L’examen de ce compte administratif nous montre que Paris dépense de manière responsable. Paris dépense pour permettre à toutes et à tous de se loger plus facilement ; Paris dépense pour développer ses services et équipements publics ; Paris dépense pour faire grandir sa jeunesse ; Paris dépense pour la cohésion sociale du territoire.

Retrouvez l’intrervention de Danièle Premel

Madame la Maire, mes chers collègues,

Avec le compte administratif 2017, nous revenons sur les décisions prises en 2016.

Le contexte était alors celui d’une austérité lourde imposée François Hollande, et son ministre de l’Économie Emmanuel Macron : la baisse des dotations et les dépenses non-compensées par l’État coûtent cher à Paris ! La moitié des allocations individuelles de solidarité n’est pas compensée, la « dette sociale de l’État » atteint 1,2 milliards.

Il faut y ajouter les dépenses de péréquation qui progressent encore cette année.

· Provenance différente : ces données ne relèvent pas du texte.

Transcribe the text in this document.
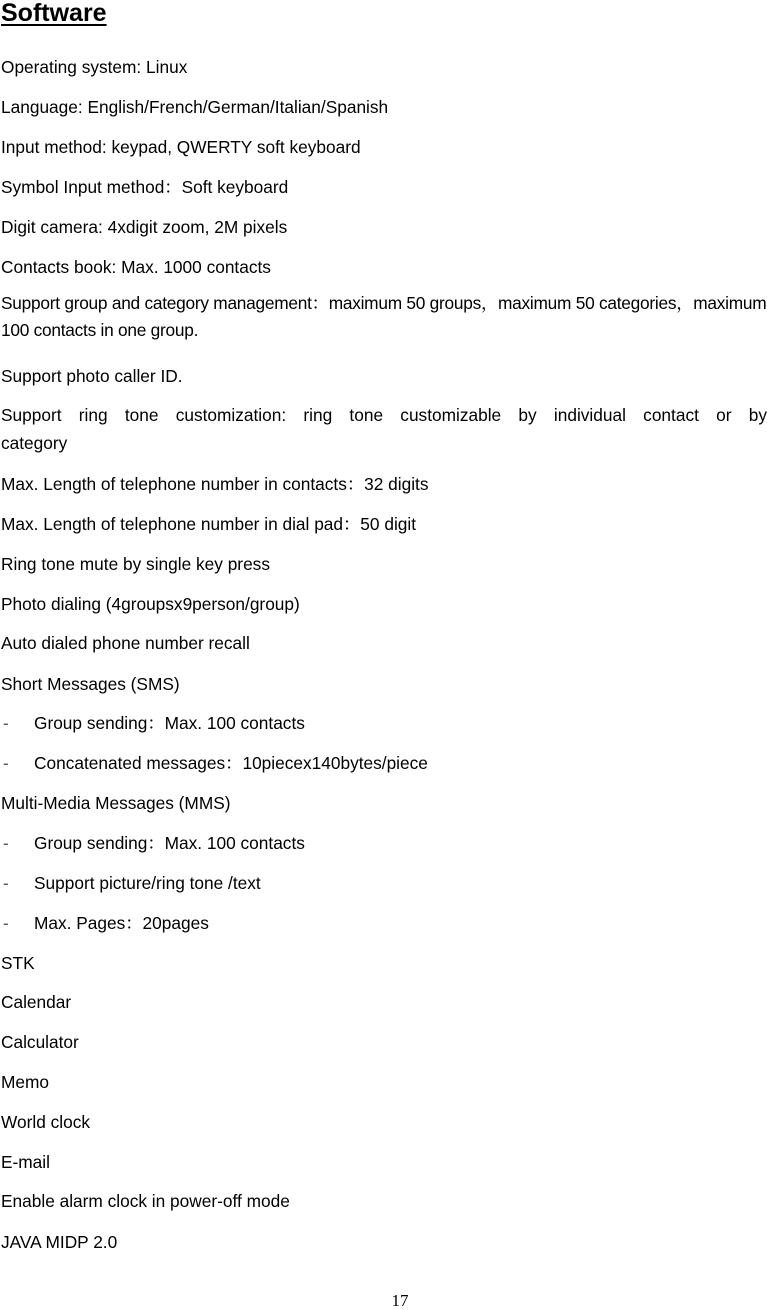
Software
Operating system: Linux
Language: English/French/German/Italian/Spanish
Input method: keypad, QWERTY soft keyboard
Symbol Input method：Soft keyboard
Digit camera: 4xdigit zoom, 2M pixels
Contacts book: Max. 1000 contacts
Support group and category management：maximum 50 groups，maximum 50 categories，maximum 100 contacts in one group.
Support photo caller ID.
Support ring tone customization: ring tone customizable by individual contact or by
category
Max. Length of telephone number in contacts：32 digits
Max. Length of telephone number in dial pad：50 digit
Ring tone mute by single key press
Photo dialing (4groupsx9person/group)
Auto dialed phone number recall
Short Messages (SMS)
- Group sending：Max. 100 contacts
- Concatenated messages：10piecex140bytes/piece
Multi-Media Messages (MMS)
- Group sending：Max. 100 contacts
- Support picture/ring tone /text
- Max. Pages：20pages
STK
Calendar
Calculator
Memo
World clock
E-mail
Enable alarm clock in power-off mode
JAVA MIDP 2.0
17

Naturellement nous ne contestons pas la solidarité avec les autres territoires. Néanmoins, la péréquation horizontale n’est pas la meilleure option. Nous plaidons pour une péréquation verticale par l’impôt. Ce n’est hélas pas le chemin pris par le Gouvernement. La logique de contractualisation imposée aux grandes collectivités le démontre encore. Nous le déplorons. C’est toujours plus d’individualisation des relations des collectivités avec l’État, c’est toujours moins de solidarité et de cohésion républicaine.

Malgré des constats amers, notre collectivité poursuit la trajectoire fixée en 2014. C’est notamment la hausse des DMTO qui permet à Paris de faire face à la baisse des dotations de l’État. Cette situation démontre la nécessité d’explorer de nouvelles pistes pour une remise à plat de la fiscalité locale.

En encadrant la dépense de fonctionnement par la contractualisation, le Gouvernement veut jeter l’opprobre sur les collectivités, les faisant apparaitre comme dépensières et irresponsables. Pourtant les faits sont là, et vous le savez, « les faits sont têtus ». Paris démontre qu’il est possible de conjuguer un endettement maîtrisé avec un programme de mandature ambitieux. C’est écrit noir sur blanc dans le compte administratif. C’est confirmé par les agences de notation Ficht et Standard & Poors – qu’on ne peut certes pas accuser d’intelligence avec le communisme.

Ces dépenses ne sont pas de l’argent gaspillé, elles sont au contraire la traduction en actes de nos engagements devant les Parisiennes et les Parisiens. Ainsi, la Ville poursuit son action pour le logement, avec notamment le financement de 7318 logements sociaux supplémentaires. Nous agissons ici pour que toutes les classes sociales puissent continuer à vivre à Paris.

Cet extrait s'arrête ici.